Don’t Burn Bridges: Learn to Quit the Right Way

You have a fantasy of how it will go: You’ll stand up on your desk, give a rousing speech about the incompetence of management and the uselessness of your soon-to-be-former coworkers, then you’ll drop the mic (you have a mic in this daydream for some reason) and storm out the door, maybe in slow motion, maybe with Queen’s “We Are The Champions” blasting in the background.

Best to avoid any version of that a fantasy. It might be satisfying to tell off your boss or insult your least favorite coworkers on your way out the door. But, it can have a negative impact on your future career.

The people you work with now will become your references in the future. You’ll need them to have a positive opinion of you, in order to get a positive recommendation when a prospective employer calls down the road.

Also, your soon-to-be-former co-workers and supervisors should become core parts of your professional network. You never know when one of them will tip you off to a good opportunity.

In short: don’t burn bridges. Beyond that, leaving the right way can help build bridges, can cement people’s positive opinion of you and can create the possibility for more opportunity in the future.

Make a Plan

Something goes wrong. It’s the last straw. You’re ready for your “take this job and shove it” moment. The speech you’ve been practicing every previous time you’ve gotten fed up is about to begin sputtering from your mouth.

But hold on a second. Takes some deep breaths. After work, you can start working on your resume and cruising job posting sites. But for now, don’t leave suddenly and don’t make any hasty decisions. Give yourself time to calm down and make a sensible plan.

Give Adequate Notice

Don’t leave your current employer in the lurch. The standard notice period is two weeks, but discuss with your supervisor what they need. You might not be able to accommodate their request (you probably have another job starting soon), but give them whatever time you can spare.

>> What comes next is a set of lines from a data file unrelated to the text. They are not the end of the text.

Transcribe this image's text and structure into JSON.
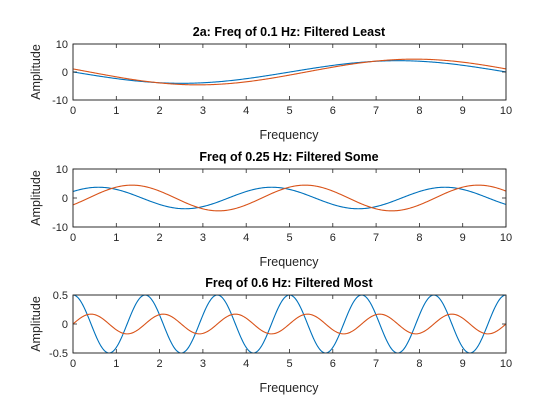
{
  "chart_data": [
    {
      "type": "line",
      "title": "2a: Freq of 0.1 Hz: Filtered Least",
      "xlabel": "Frequency",
      "ylabel": "Amplitude",
      "xlim": [
        0,
        10
      ],
      "ylim": [
        -10,
        10
      ],
      "xticks": [
        0,
        1,
        2,
        3,
        4,
        5,
        6,
        7,
        8,
        9,
        10
      ],
      "yticks": [
        -10,
        0,
        10
      ],
      "grid": false,
      "series": [
        {
          "color": "#0072BD",
          "frequency_hz": 0.1,
          "x": [
            0,
            1,
            2,
            3,
            4,
            5,
            6,
            7,
            7.6,
            8,
            9,
            10
          ],
          "y": [
            0,
            -2.3,
            -3.8,
            -3.9,
            -2.4,
            0,
            2.4,
            3.8,
            4.0,
            3.9,
            2.4,
            0
          ]
        },
        {
          "color": "#D95319",
          "frequency_hz": 0.1,
          "x": [
            0,
            1,
            2,
            2.8,
            3,
            4,
            5,
            6,
            7,
            7.8,
            8,
            9,
            10
          ],
          "y": [
            1.4,
            -0.9,
            -3.7,
            -4.7,
            -4.6,
            -3.3,
            -0.5,
            2.2,
            4.2,
            4.7,
            4.7,
            3.3,
            1.4
          ]
        }
      ]
    },
    {
      "type": "line",
      "title": "Freq of 0.25 Hz: Filtered Some",
      "xlabel": "Frequency",
      "ylabel": "Amplitude",
      "xlim": [
        0,
        10
      ],
      "ylim": [
        -10,
        10
      ],
      "xticks": [
        0,
        1,
        2,
        3,
        4,
        5,
        6,
        7,
        8,
        9,
        10
      ],
      "yticks": [
        -10,
        0,
        10
      ],
      "grid": false,
      "series": [
        {
          "color": "#0072BD",
          "frequency_hz": 0.25,
          "x": [
            0,
            0.4,
            1,
            1.5,
            2,
            2.4,
            3,
            3.5,
            4,
            4.4,
            5,
            5.5,
            6,
            6.4,
            7,
            7.5,
            8,
            8.4,
            9,
            9.5,
            10
          ],
          "y": [
            2.8,
            3.6,
            2.8,
            0.7,
            -2.2,
            -3.6,
            -2.8,
            -0.7,
            2.2,
            3.6,
            2.8,
            0.7,
            -2.2,
            -3.6,
            -2.8,
            -0.7,
            2.2,
            3.6,
            2.8,
            0.7,
            -2.2
          ]
        },
        {
          "color": "#D95319",
          "frequency_hz": 0.25,
          "x": [
            0,
            0.5,
            1,
            1.2,
            2,
            2.5,
            3,
            3.2,
            4,
            4.5,
            5,
            5.2,
            6,
            6.5,
            7,
            7.2,
            8,
            8.5,
            9,
            9.2,
            10
          ],
          "y": [
            0,
            2.4,
            4.1,
            4.4,
            2.4,
            0.1,
            -3.9,
            -4.4,
            -2.5,
            0.1,
            4.0,
            4.4,
            2.5,
            0.1,
            -3.9,
            -4.4,
            -2.5,
            0.1,
            4.0,
            4.4,
            2.5
          ]
        }
      ]
    },
    {
      "type": "line",
      "title": "Freq of 0.6 Hz: Filtered Most",
      "xlabel": "Frequency",
      "ylabel": "Amplitude",
      "xlim": [
        0,
        10
      ],
      "ylim": [
        -0.5,
        0.5
      ],
      "xticks": [
        0,
        1,
        2,
        3,
        4,
        5,
        6,
        7,
        8,
        9,
        10
      ],
      "yticks": [
        -0.5,
        0,
        0.5
      ],
      "grid": false,
      "series": [
        {
          "color": "#0072BD",
          "frequency_hz": 0.6,
          "x": [
            0,
            0.83,
            1.67,
            2.5,
            3.33,
            4.17,
            5,
            5.83,
            6.67,
            7.5,
            8.33,
            9.17,
            10
          ],
          "y": [
            0.5,
            -0.5,
            0.5,
            -0.5,
            0.5,
            -0.5,
            0.5,
            -0.5,
            0.5,
            -0.5,
            0.5,
            -0.5,
            0.5
          ]
        },
        {
          "color": "#D95319",
          "frequency_hz": 0.6,
          "x": [
            0,
            0.4,
            1.25,
            2.1,
            2.9,
            3.75,
            4.6,
            5.4,
            6.25,
            7.1,
            7.9,
            8.75,
            9.6,
            10
          ],
          "y": [
            0.0,
            0.17,
            -0.17,
            0.17,
            -0.17,
            0.17,
            -0.17,
            0.17,
            -0.17,
            0.17,
            -0.17,
            0.17,
            -0.17,
            0.0
          ]
        }
      ]
    }
  ]
}
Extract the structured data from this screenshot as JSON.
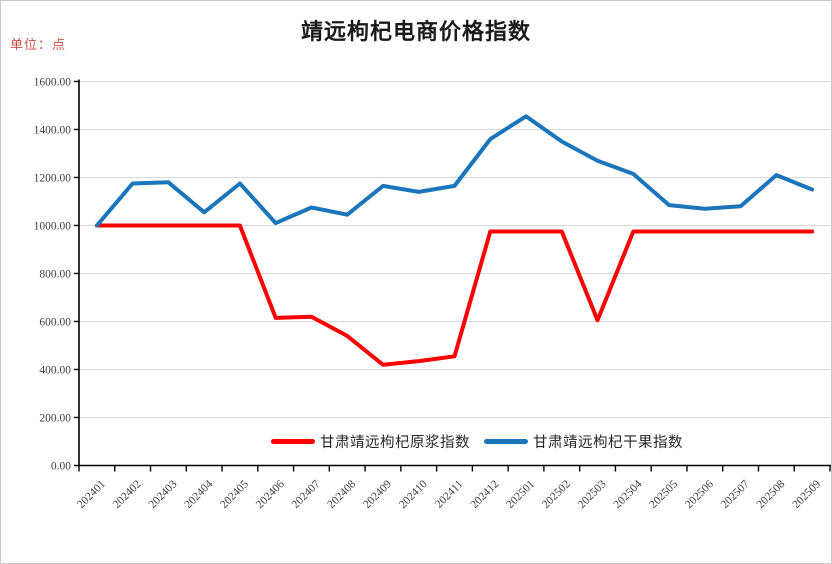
{
  "header": {
    "title": "靖远枸杞电商价格指数",
    "unit_label": "单位：点"
  },
  "colors": {
    "series_raw_puree": "#fe0000",
    "series_dried_fruit": "#1b75bb",
    "gridline": "#d9d9d9",
    "axis": "#000000",
    "tick_text": "#3f3f3f",
    "title_text": "#1a1a1a",
    "unit_text": "#d05045"
  },
  "chart_data": {
    "type": "line",
    "title": "靖远枸杞电商价格指数",
    "unit": "单位：点",
    "categories": [
      "202401",
      "202402",
      "202403",
      "202404",
      "202405",
      "202406",
      "202407",
      "202408",
      "202409",
      "202410",
      "202411",
      "202412",
      "202501",
      "202502",
      "202503",
      "202504",
      "202505",
      "202506",
      "202507",
      "202508",
      "202509"
    ],
    "series": [
      {
        "name": "甘肃靖远枸杞原浆指数",
        "color": "#fe0000",
        "values": [
          1000,
          1000,
          1000,
          1000,
          1000,
          615,
          620,
          540,
          420,
          435,
          455,
          975,
          975,
          975,
          605,
          975,
          975,
          975,
          975,
          975,
          975
        ]
      },
      {
        "name": "甘肃靖远枸杞干果指数",
        "color": "#1b75bb",
        "values": [
          1000,
          1175,
          1180,
          1055,
          1175,
          1010,
          1075,
          1045,
          1165,
          1140,
          1165,
          1360,
          1455,
          1350,
          1270,
          1215,
          1085,
          1070,
          1080,
          1210,
          1150
        ]
      }
    ],
    "ylim": [
      0,
      1600
    ],
    "ytick_step": 200,
    "y_ticks": [
      "0.00",
      "200.00",
      "400.00",
      "600.00",
      "800.00",
      "1000.00",
      "1200.00",
      "1400.00",
      "1600.00"
    ],
    "grid": true,
    "x_label_rotation_deg": -45,
    "legend_position": "bottom-center-inside"
  }
}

Giving notice may seem like an unnecessary courtesy – the polite thing to do, sure, but not something that will ever matter in your life. But that’s not true. You don’t want all the good you’ve done at the company wiped out on your last day.

Use Proper Language

Even if it isn’t strictly required, compose a formal resignation letter. Send it as an email and consider delivering a hard copy as well. Think of it as your farewell address – like a president reaching the end of their term, it’s your chance to set your legacy.

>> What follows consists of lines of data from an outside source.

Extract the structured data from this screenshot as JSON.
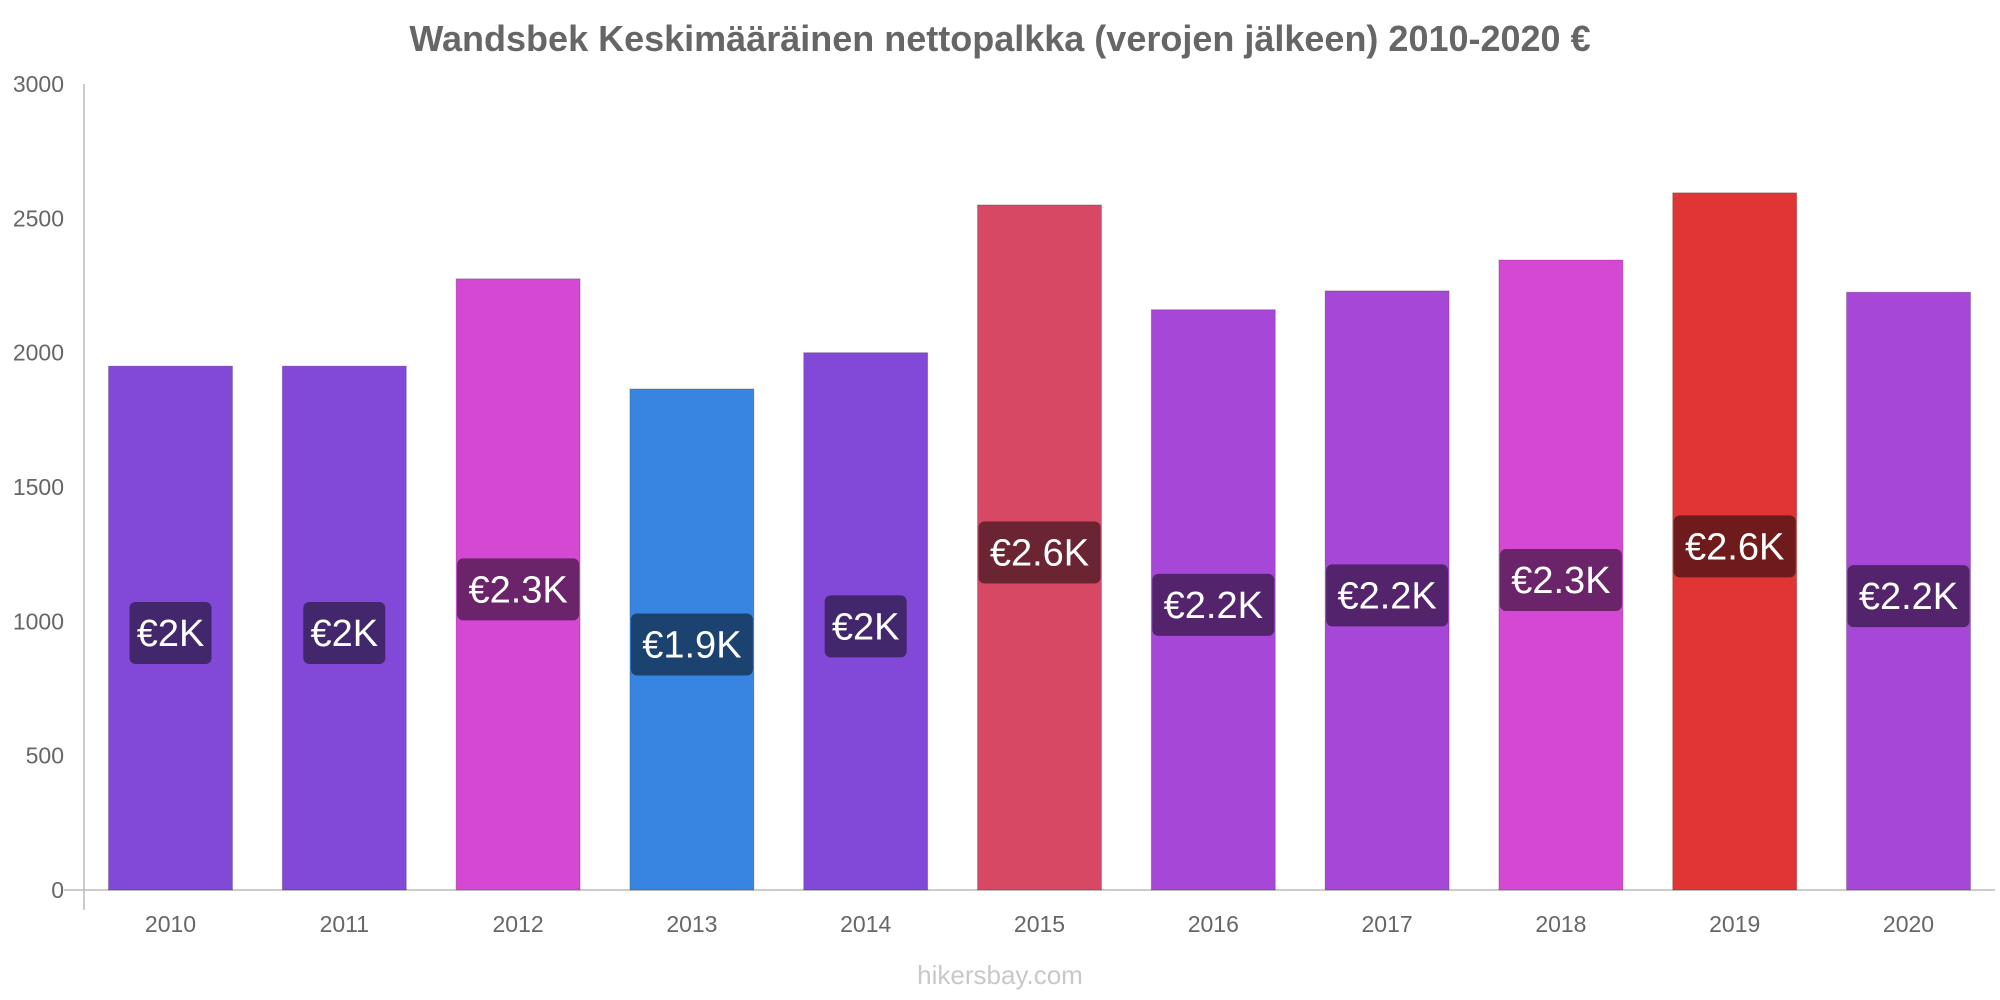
{
  "chart_data": {
    "type": "bar",
    "title": "Wandsbek Keskimääräinen nettopalkka (verojen jälkeen) 2010-2020 €",
    "xlabel": "",
    "ylabel": "",
    "ylim": [
      0,
      3000
    ],
    "yticks": [
      0,
      500,
      1000,
      1500,
      2000,
      2500,
      3000
    ],
    "grid": false,
    "categories": [
      "2010",
      "2011",
      "2012",
      "2013",
      "2014",
      "2015",
      "2016",
      "2017",
      "2018",
      "2019",
      "2020"
    ],
    "values": [
      1950,
      1950,
      2275,
      1865,
      2000,
      2550,
      2160,
      2230,
      2345,
      2595,
      2225
    ],
    "data_labels": [
      "€2K",
      "€2K",
      "€2.3K",
      "€1.9K",
      "€2K",
      "€2.6K",
      "€2.2K",
      "€2.2K",
      "€2.3K",
      "€2.6K",
      "€2.2K"
    ],
    "bar_colors": [
      "#8249d8",
      "#8249d8",
      "#d548d4",
      "#3785e0",
      "#8249d8",
      "#d64863",
      "#a747d8",
      "#a747d8",
      "#d548d4",
      "#e03535",
      "#a747d8"
    ],
    "label_bg_colors": [
      "#42276c",
      "#42276c",
      "#6b246a",
      "#1c4270",
      "#42276c",
      "#6b2432",
      "#53246c",
      "#53246c",
      "#6b246a",
      "#701b1b",
      "#53246c"
    ]
  },
  "watermark": "hikersbay.com"
}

Be courteous and respectful. Thank your supervisors for the opportunities you received. Even if your time at the company included some contentious experiences, find the positives (even if you have to search really hard to find them) and point them out on your way out.

Maintain Relationships

As we said before, the people you work with today become your references in the future, plus they form the central strands of your networking web.

Make sure you have everyone’s email addresses (personal ones are best, in case they move on from the company in the future). Get phone numbers from the people you’re closest too.

Once you’ve moved on, make an effort to keep in touch. Let everyone know how you’re doing at your new job. Find out the gossip from the old place. Generally, maintain a relationship. Beyond a good opportunity to build and keep important friendships, it could lead to a career opportunity sometime down the road.